# Southeast Pennsylvania Orchid Show (4/1 - 4/3))



## eOrchids (Mar 28, 2016)

Place:
Greater Philadelphia Center at Oaks

Time:
Friday April 1st: 12 PM to 8 PM
Saturday April 2nd: 9 AM to 6 PM
Sunday April 3rd: 9 AM to 5 PM

Vendor:
Andy’s Orchids CA 
Cal-Orchid CA
Ecuagenera Ecuador 
Fishing Creek Orchids PA
J & L Orchids CT 
Little Brook Orchids PA
Marlow Orchids NY 
Miranda Orchids Brazil
Mount Prospect Orchids NJ 
Ooi Leng Sun Orchids Malaysia
Piping Rock Orchids NY
Seed Engei Japan
Stony Brook Orchids NJ
Ten Shin Gardens Taiwan
Waldor Orchids NJ
Woodstream Orchids MD


----------



## Marco (Mar 28, 2016)

Ooo I may go this Saturday 

Thanks Eric, I wouldn't have known otherwise.


----------



## eOrchids (Mar 28, 2016)

I will be there this Saturday as well.


----------



## cnycharles (Mar 28, 2016)

I'll be helping takedown the njos display Sunday afternoon


----------



## NYEric (Mar 28, 2016)

Is anyone driving from the NYC area on Friday AM?


----------



## Lanmark (Mar 29, 2016)

Just look at that list of vendors! :drool:

I wish I could go.


----------



## tnyr5 (Mar 29, 2016)

I'll be clerking, if I pass this kidney stone in time. *vomits*


----------



## eOrchids (Mar 30, 2016)

While I was looking to see where the Expo center is located, I found out a weapons show will going on the same weekend and place.


----------



## cnycharles (Mar 30, 2016)

I'd clerk if I weren't working (unless judging is on Saturday) 


Elmer Nj


----------



## NYEric (Mar 30, 2016)

Nope, Friday.


----------



## Marco (Mar 31, 2016)

I will be going tomorrow and will be driving through Manhattan sometime between 8-930am. I have room for two more. I am not sure how long I am staying at SEPOS but I would like to head back in time to avoid rush hour traffics. If anyone is interested in hitching a ride please pm me. 

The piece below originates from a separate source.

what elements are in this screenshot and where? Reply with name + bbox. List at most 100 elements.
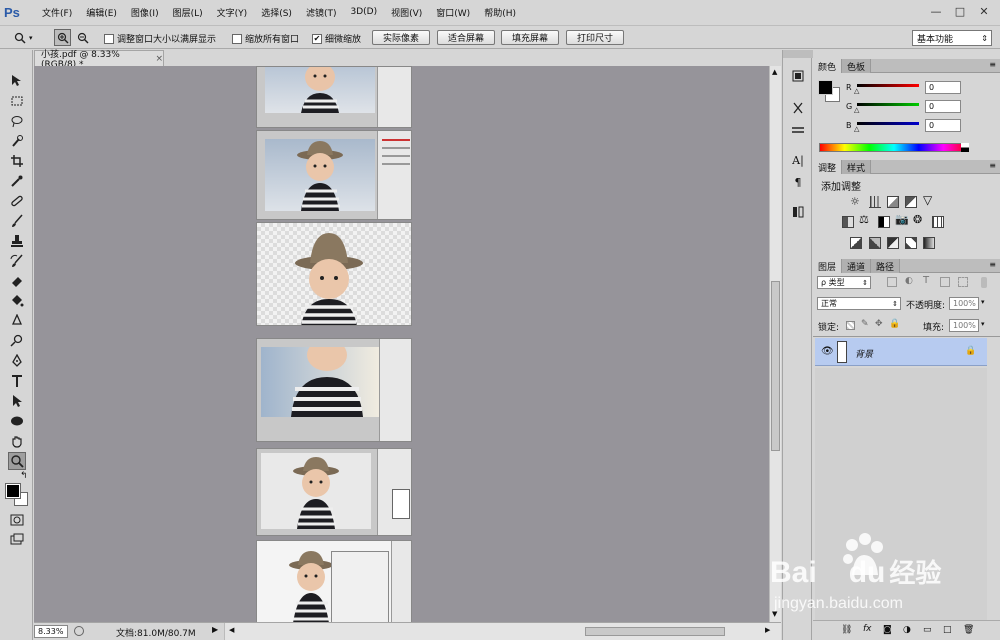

Just a reminder to anyone going. Might be helpful to buy your tickets online. I'm going to purchase mine tonight.


----------



## aquacorps (Mar 31, 2016)

A gun show and an orchid show at the same location. Too good to be true.


----------



## NYEric (Mar 31, 2016)

looks like a .556 mm discount in the making! :evil:


----------



## aquacorps (Mar 31, 2016)

It's 5.56.


----------



## NYEric (Mar 31, 2016)

We can go together, guns for everyone!!


----------



## cnycharles (Apr 1, 2016)

I'm going to go this afternoon after work (Friday) I see they are open until 8. But have to drive through some of Phillys most congested suburbs to get there and no direct highway #big sighs and lots of eye rolling#


Elmer Nj


----------



## NYEric (Apr 2, 2016)

Ooi Leng Sun has Corybas, 2/$10. !!!


----------



## cnycharles (Apr 3, 2016)

Two interesting things I saw while driving through the Expo Center parking area (and by the hall where they were holding the Gun Show
Someone being lead out of the other expo hall in handcuffs; maybe trying to purchase with fake ID etc 
Older gent leaving building walking with a shotgun not in a case to his car, and nobody chasing with assault rifles and all


Elmer Nj


----------